As democracias modernas permitiram, em grande parte do mundo, a consolidação de partidos vocacionados à disputa pelo poder e pouco afetos à proposição de políticas públicas eficientes e à efetivação de reformas. Isto ocorreu, como subproduto do sistema, basicamente pela modulação das posições dos candidatos à média das expectativas do eleitorado e pelo financiamento privado das campanhas. O processo, entretanto, é disfuncional, porque impede mudanças necessárias diante do risco de desgaste eleitoral e de prejuízos à governabilidade. Os vitoriosos se tornam, então, paralíticos. A experiência concreta de sucessivos governos que adiam a resolução de problemas históricos (o que os torna mais graves) alimenta a sensação de inutilidade da política. Quando esta realidade se soma à percepção de que os incompetentes se beneficiam de privilégios e, com frequência, roubam, se produz o "descolamento" pelo qual a cidadania perde suas referências na esfera pública e mergulha seus sonhos no espaço de suas vidas privadas.
O primeiro problema de vidas vividas quase que exclusivamente na dimensão privada é que isso impede a ação coletiva, o que desempodera as pessoas. O segundo, é que, sem protagonismo no espaço público, não há promoção de consciência política, nem controle social possível. O círculo vicioso se fecha na produção sistêmica do egoísmo e de uma visão de mundo amaldiçoada pela ignorância e pela mesquinharia.
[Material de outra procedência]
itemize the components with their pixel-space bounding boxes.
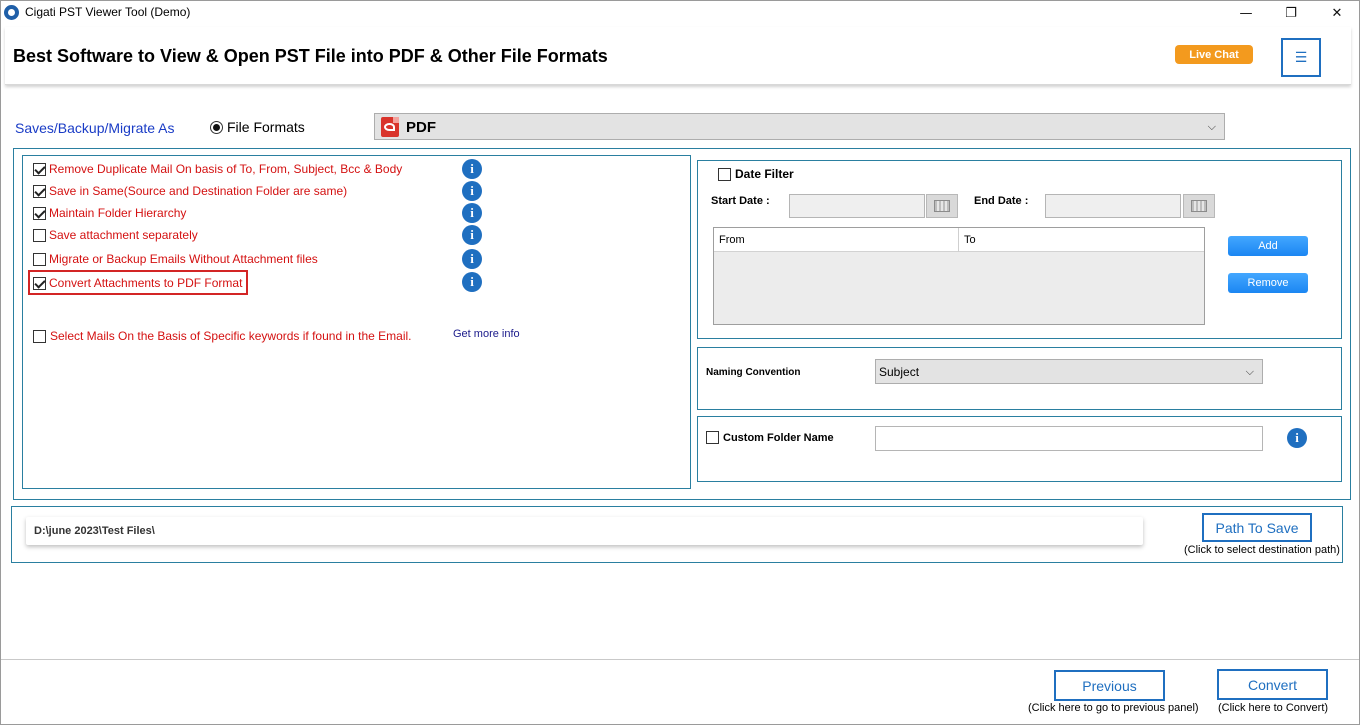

Para quebrar o feitiço, é preciso que surja na cena pública uma proposta política capaz de renovar a expectativa por mudanças reais. Esta proposta deverá sensibilizar inicialmente as novas gerações, onde repousa a energia transformadora e as disposições mais generosas de ação. Partidos que surgiram da indignação dos jovens com a política tradicional, como o Syrisa na Grécia e o Podemos na Espanha, criaram alternativas políticas importantes. Por outras vias, a pré-candidatura de Bernie Sanders nos EUA parece estar cumprindo o mesmo papel.
É provável que o Brasil passe por processo semelhante. O espaço, aliás, para uma alternativa política transformadora nunca foi tão grande. Haverá dificuldades, claro, como o tamanho de nossa Idade Média e a correspondente disposição de parte do respeitável público em favor da boçalidade. O fato é que, por sobre os signos do atraso, cresce a disposição por mudanças profundas, assim como a rejeição ao discurso das múmias. Quem conseguir representar esta vontade nas eleições municipais poderá repetir a frase de Victor Hugo: "Não há nada tão poderoso como uma ideia cujo tempo chegou".